Rejected. The scaffold stubs in adm_hip.c / vif_hip.c / motion_hip.c use a different ABI shape (vmaf_hip_<feature>_init / _run / _destroy C functions, not VmafFeatureExtractor struct registration). They were scaffolded by ADR-0212 deliberately as "backend-internal stubs", not consumers. Repurposing one would collapse two distinct contracts (the kernel-internal C ABI versus the feature-extractor registration ABI) into a single confused shape. The fork keeps the stubs as scaffold-only placeholders the runtime PR can wire up later, and grows kernel-template consumers side-by-side as separate TUs.

D. Defer the second consumer entirely until T7-10b lands

Rejected. The kernel-template's load-bearing claim is "every fork-added HIP feature consumer goes through this contract". A single consumer doesn't prove the contract generalises; a second consumer at a different precision (float partials versus int64 SSE) does. Catching a contract-shape mismatch before the runtime PR is dramatically cheaper than catching it after — once T7-10b flips bodies to real HIP calls, every consumer-side regression becomes runtime-visible and must be debugged against a real device.

Consequences

  • The HIP feature_extractor_list[] grows from 1 entry to 2.
  • A caller asking for vmaf --feature float_psnr_hip now gets "extractor found, runtime not ready (-ENOSYS at init)" instead of "no such extractor".
  • The smoke-test sub-test count grows from 14 to 15. Still under the readability-function-size 15-branch budget thanks to the table-driven run_tests() shape ADR-0241 introduced.
  • T7-10b's surface is unchanged: same six kernel-template helper bodies to flip, same two consumers to validate against. The second consumer simply doubles the validation surface for free.
  • No new build-time dependency.
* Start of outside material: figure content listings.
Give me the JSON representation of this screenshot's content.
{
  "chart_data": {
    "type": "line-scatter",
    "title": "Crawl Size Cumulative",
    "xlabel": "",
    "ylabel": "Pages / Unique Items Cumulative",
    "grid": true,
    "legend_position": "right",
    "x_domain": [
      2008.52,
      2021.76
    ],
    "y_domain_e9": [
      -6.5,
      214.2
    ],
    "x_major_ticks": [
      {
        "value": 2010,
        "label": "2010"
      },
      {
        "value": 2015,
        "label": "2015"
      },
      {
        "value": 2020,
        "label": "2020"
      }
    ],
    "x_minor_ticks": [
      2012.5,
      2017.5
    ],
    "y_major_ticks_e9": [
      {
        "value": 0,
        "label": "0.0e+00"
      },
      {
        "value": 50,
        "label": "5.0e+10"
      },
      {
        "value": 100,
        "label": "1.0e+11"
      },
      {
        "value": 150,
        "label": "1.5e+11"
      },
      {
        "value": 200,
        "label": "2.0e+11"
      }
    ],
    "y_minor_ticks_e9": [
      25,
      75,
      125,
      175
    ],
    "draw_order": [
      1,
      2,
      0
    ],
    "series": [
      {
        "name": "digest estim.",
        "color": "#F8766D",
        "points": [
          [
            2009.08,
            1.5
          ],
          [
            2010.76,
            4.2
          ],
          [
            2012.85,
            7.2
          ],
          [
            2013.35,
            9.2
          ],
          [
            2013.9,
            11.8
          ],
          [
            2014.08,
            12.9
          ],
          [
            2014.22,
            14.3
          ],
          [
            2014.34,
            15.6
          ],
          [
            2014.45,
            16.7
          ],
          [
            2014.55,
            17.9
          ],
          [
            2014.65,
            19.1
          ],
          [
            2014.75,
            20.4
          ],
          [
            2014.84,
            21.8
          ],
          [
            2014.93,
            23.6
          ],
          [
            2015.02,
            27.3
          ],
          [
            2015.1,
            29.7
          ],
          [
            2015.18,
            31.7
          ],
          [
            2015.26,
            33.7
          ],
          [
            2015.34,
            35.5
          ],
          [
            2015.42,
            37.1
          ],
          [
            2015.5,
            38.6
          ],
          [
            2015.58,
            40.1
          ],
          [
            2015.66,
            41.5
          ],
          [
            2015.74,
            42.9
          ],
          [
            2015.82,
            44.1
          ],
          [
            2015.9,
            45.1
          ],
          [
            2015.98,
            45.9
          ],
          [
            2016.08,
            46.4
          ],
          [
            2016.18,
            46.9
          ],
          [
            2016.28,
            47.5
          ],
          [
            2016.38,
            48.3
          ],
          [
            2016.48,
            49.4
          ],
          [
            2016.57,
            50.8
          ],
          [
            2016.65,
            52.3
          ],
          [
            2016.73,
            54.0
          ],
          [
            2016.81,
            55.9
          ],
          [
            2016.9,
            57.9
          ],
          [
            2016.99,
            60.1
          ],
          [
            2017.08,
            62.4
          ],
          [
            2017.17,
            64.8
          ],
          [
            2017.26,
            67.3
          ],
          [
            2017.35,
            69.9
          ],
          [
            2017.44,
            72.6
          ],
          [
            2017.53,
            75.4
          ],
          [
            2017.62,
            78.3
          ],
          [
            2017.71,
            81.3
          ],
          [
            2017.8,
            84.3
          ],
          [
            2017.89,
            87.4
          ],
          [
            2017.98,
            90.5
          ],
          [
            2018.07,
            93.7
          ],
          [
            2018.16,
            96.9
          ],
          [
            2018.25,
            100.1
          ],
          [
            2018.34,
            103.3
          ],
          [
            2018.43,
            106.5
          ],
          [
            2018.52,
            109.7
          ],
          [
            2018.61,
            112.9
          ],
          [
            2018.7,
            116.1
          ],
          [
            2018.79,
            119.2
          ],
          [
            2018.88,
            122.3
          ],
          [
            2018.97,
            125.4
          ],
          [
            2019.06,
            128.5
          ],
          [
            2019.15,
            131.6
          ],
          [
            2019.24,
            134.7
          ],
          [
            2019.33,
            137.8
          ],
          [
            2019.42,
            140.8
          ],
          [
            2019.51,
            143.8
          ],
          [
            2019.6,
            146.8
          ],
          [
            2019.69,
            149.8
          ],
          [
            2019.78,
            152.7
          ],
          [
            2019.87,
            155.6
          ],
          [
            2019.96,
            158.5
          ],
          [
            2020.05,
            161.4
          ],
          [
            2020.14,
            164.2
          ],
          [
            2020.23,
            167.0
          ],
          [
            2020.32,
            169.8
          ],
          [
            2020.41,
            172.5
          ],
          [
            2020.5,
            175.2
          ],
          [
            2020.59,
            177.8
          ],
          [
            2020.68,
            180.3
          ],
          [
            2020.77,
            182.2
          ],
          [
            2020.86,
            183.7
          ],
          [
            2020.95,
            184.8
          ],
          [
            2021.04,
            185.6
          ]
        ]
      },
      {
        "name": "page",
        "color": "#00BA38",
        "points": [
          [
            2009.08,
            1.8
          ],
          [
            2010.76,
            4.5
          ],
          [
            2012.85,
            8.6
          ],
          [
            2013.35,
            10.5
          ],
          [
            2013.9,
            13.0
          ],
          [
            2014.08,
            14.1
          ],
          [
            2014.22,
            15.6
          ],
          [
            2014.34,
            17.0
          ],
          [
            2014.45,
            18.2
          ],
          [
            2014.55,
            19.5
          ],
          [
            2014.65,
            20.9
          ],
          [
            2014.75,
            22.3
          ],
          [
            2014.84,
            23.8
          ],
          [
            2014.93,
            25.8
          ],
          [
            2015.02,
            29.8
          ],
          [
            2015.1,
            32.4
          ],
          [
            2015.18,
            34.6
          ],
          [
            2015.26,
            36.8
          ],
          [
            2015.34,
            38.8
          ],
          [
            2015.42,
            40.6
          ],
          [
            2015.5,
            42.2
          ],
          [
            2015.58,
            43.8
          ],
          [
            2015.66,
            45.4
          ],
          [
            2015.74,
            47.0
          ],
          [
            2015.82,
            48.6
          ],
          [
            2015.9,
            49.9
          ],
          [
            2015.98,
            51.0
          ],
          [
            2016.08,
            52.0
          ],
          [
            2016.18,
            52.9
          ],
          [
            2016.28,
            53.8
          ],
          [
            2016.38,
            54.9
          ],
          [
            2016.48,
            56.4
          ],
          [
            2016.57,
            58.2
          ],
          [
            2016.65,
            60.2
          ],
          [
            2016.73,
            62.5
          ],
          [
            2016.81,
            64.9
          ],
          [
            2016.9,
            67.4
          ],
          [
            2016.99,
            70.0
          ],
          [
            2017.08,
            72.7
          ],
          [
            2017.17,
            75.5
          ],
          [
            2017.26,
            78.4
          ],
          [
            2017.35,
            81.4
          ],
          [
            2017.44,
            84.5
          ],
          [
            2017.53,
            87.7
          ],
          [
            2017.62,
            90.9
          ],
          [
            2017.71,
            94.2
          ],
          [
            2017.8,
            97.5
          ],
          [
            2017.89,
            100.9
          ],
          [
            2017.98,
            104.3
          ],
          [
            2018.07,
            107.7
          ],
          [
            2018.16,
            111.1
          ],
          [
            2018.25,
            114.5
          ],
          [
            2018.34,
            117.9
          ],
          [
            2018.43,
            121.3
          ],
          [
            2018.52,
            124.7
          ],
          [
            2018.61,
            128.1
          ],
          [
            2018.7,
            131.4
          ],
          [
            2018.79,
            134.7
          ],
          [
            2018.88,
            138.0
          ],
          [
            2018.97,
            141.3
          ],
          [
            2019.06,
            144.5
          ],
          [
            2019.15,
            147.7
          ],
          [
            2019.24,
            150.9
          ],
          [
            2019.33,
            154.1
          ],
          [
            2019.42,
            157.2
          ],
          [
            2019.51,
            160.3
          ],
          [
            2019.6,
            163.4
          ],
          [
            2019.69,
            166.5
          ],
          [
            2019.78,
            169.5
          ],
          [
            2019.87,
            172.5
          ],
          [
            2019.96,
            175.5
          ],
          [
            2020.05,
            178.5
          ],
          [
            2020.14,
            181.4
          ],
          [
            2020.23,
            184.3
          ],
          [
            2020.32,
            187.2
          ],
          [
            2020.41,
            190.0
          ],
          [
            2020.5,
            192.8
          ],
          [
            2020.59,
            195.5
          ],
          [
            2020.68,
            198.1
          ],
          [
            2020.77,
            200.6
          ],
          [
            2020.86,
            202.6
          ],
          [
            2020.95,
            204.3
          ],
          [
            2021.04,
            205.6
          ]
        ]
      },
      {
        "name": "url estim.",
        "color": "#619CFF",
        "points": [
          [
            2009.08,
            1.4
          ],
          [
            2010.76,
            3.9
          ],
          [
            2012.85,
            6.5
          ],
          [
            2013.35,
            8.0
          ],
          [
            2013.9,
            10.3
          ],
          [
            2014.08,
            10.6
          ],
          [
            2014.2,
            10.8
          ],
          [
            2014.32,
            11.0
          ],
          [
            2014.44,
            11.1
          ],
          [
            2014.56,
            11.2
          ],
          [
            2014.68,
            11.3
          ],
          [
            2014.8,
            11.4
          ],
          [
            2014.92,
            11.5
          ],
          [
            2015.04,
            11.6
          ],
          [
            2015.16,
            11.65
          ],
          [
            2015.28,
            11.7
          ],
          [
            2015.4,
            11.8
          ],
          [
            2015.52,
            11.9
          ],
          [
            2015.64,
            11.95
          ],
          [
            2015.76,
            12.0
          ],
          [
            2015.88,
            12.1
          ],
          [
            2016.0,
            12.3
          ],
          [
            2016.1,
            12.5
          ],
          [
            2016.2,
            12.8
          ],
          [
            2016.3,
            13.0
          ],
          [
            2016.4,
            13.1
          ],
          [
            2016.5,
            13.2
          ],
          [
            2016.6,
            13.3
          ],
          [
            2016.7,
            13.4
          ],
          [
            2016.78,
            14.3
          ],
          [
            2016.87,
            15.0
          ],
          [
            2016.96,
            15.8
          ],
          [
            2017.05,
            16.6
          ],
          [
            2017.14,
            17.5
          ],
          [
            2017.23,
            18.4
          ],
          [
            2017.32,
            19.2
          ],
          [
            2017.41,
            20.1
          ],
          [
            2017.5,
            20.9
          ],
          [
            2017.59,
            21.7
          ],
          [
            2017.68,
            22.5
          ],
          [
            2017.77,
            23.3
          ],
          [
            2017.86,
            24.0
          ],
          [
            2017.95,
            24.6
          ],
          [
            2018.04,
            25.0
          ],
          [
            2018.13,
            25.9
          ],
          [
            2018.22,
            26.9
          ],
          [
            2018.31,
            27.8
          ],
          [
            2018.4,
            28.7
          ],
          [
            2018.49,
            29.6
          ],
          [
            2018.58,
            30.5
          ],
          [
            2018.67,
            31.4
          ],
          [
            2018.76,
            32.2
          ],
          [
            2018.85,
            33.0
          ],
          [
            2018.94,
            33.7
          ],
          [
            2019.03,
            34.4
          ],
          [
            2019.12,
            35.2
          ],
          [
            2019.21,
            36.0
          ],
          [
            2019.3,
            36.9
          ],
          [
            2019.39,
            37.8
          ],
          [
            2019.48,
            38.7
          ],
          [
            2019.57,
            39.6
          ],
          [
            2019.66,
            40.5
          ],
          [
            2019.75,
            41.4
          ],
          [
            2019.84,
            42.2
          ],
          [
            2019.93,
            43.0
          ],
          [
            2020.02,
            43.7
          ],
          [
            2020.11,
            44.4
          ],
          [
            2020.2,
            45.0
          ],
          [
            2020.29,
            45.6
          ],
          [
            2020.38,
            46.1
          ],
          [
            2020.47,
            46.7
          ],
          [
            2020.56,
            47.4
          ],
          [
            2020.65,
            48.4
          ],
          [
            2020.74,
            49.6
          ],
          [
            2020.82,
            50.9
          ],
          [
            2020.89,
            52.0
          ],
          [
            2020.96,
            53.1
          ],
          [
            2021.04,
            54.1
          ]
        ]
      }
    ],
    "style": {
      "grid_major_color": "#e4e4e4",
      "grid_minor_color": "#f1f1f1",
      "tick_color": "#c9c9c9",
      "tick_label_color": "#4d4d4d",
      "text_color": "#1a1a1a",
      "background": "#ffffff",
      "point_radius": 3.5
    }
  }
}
The scaffold-only build still succeeds on a stock Ubuntu runner without ROCm.
  • Bit-exactness is not claimed; the kernels still don't exist. /cross-backend-diff integration lands with T7-10b.

References

  • ADR-0212 — HIP backend scaffold (T7-10 audit half).
  • ADR-0241 — first kernel-template consumer (integer_psnr_hip); this ADR's predecessor.
  • ADR-0221 — original CUDA kernel template that ADR-0241 mirrored onto HIP.
  • ADR-0246 — kernel-template generalisation across GPU backends.
  • core/src/feature/cuda/float_psnr_cuda.c — the CUDA reference whose call graph this consumer mirrors.
  • req — user direction in T7-10b implementation prompt (paraphrased: "Land the next HIP runtime kernel body — pick the lightest CUDA twin").